The Illinois Department of Children and Family Services failed to perform a “reasonable search” in response to a public records request the Northwest Herald submitted in 2019 after the murder of a 5-year-old Crystal Lake boy, the Illinois Attorney General’s Office Public Access Bureau said in a decision Thursday.
The Northwest Herald sought reports, written and electronic communication related to AJ Freund, his immediate family and one of the DCFS employees who had contact with the 5-year-old before his April 2019 murder. The newspaper also asked for any documentation of disciplinary action against that DCFS employee.
Both that worker, Carlos Acosta, and his supervisor, Andrew Polovin, have since been fired from the department and are now charged in connection with Freund’s death. They both have pleaded not guilty to two felony counts of endangering the life of a child and one felony count of reckless conduct.
“The Department of Children and Family makes every effort to comply with the Freedom of Information Act as it responds to the many hundreds of requests it receives each year,” DCFS Director of Communications Bill McCaffrey said in an email Friday. “While we regret responding late to this request by a few days, even the Public Access Counselor noted in its letter that we did not violate [the Freedom of Information Act] by withholding records concerning allegations of child abuse or neglect.”
In its ruling, the Public Access Bureau not only found the existence of DCFS employee text messages that the Northwest Herald might have been entitled to examine but that the agency didn’t search for those messages until more than two months after the newspaper submitted its request.
By that time, both Acosta’s and Polovin’s phones had been impounded as part of a related investigation. Although DCFS might have had access to those messages at the time the Northwest Herald submitted its May 6, 2019, request, the agency could no longer retrieve them by the time it conducted its search, according to Thursday’s decision.
“(T)he Public Access Bureau concludes that the Illinois Department of Children and Family Services (DCFS) responded late to a FOIA request submitted by [Northwest Herald reporter] Ms. Katie Smith and did not perform a reasonable search for responsive text messages, but did not violate FOIA by withholding case records concerning allegations of child abuse or neglect,” Public Access Deputy Bureau Chief Joshua Jones wrote in the decision.
DCFS denied the first two parts of the Northwest Herald’s request on May 23, 2019, citing, in part, the Abused and Neglected Child Reporting Act. According to the agency, the act bars DCFS from disclosing information about the abuse or neglect of a child.
The Northwest Herald later submitted a request for review, disputing the basis of the denial and alleging that DCFS’s response to the FOIA request was late.

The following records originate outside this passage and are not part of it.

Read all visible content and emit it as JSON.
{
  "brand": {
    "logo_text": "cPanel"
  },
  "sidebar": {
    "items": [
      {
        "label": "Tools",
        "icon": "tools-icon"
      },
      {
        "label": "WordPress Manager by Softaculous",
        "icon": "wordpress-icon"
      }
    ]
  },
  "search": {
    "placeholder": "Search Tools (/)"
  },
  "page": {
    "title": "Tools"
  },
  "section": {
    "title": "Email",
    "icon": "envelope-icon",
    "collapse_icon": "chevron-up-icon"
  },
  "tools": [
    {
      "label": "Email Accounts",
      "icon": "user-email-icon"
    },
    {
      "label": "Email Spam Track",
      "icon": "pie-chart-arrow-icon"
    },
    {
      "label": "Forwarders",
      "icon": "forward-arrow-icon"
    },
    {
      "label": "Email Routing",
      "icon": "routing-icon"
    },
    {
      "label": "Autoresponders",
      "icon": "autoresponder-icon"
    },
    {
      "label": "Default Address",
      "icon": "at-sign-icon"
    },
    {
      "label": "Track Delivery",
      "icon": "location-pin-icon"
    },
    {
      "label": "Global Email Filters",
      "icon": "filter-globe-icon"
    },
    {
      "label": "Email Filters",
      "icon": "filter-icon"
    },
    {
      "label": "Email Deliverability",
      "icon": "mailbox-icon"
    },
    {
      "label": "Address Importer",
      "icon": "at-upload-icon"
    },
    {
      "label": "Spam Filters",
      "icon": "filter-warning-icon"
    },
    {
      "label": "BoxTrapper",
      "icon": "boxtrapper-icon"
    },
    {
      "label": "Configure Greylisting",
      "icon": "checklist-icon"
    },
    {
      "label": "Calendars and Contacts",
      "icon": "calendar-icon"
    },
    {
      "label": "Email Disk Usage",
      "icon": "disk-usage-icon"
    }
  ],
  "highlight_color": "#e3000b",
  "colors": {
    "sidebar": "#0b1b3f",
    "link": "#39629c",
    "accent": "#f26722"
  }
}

Notably, although the newspaper sought documents that would have included text messages between employees, DCFS never searched for those records until both former employees’ phones had been impounded as part of a DCFS Office of the Inspector General investigation, according to the ruling.
It wasn’t until July 25, 2019, that DCFS’s FOIA officer asked Acosta for the first time if he had any responsive text messages, according to the decision.
“Mr. Acosta responded that he had exchanged at least some responsive text messages with his supervisor, but that his State-issued phone had been impounded by the DCFS Office of Inspector General on or about July 17, 2019,” Jones wrote.
The agency now has no way of retrieving any potentially responsive text messages from Acosta’s or Polovin’s phones, according to the decision.
Regarding those messages, DCFS cited a “Mobile Device Security Policy” that forbids the use of text messaging to conduct public business. It wasn’t sufficient, however, for DCFS to assume that because employees were not supposed to communicate via text messages, no such text messages existed, Public Access Deputy Bureau Chief Joshua Jones wrote.
“The existence of the ‘Mobile Device Security Policy‘ does not suggest that it was unnecessary to search for responsive text messages because of the reasonable possibility that responsive text messages were nonetheless sent or received,” Jones wrote. “Indeed, it turns out that they were.”
Work-related text messages on state employees’ personal phones also would have been subject to disclosure under FOIA, but DCFS “gave no indication that it included any such devices or accounts in its search,” Jones wrote.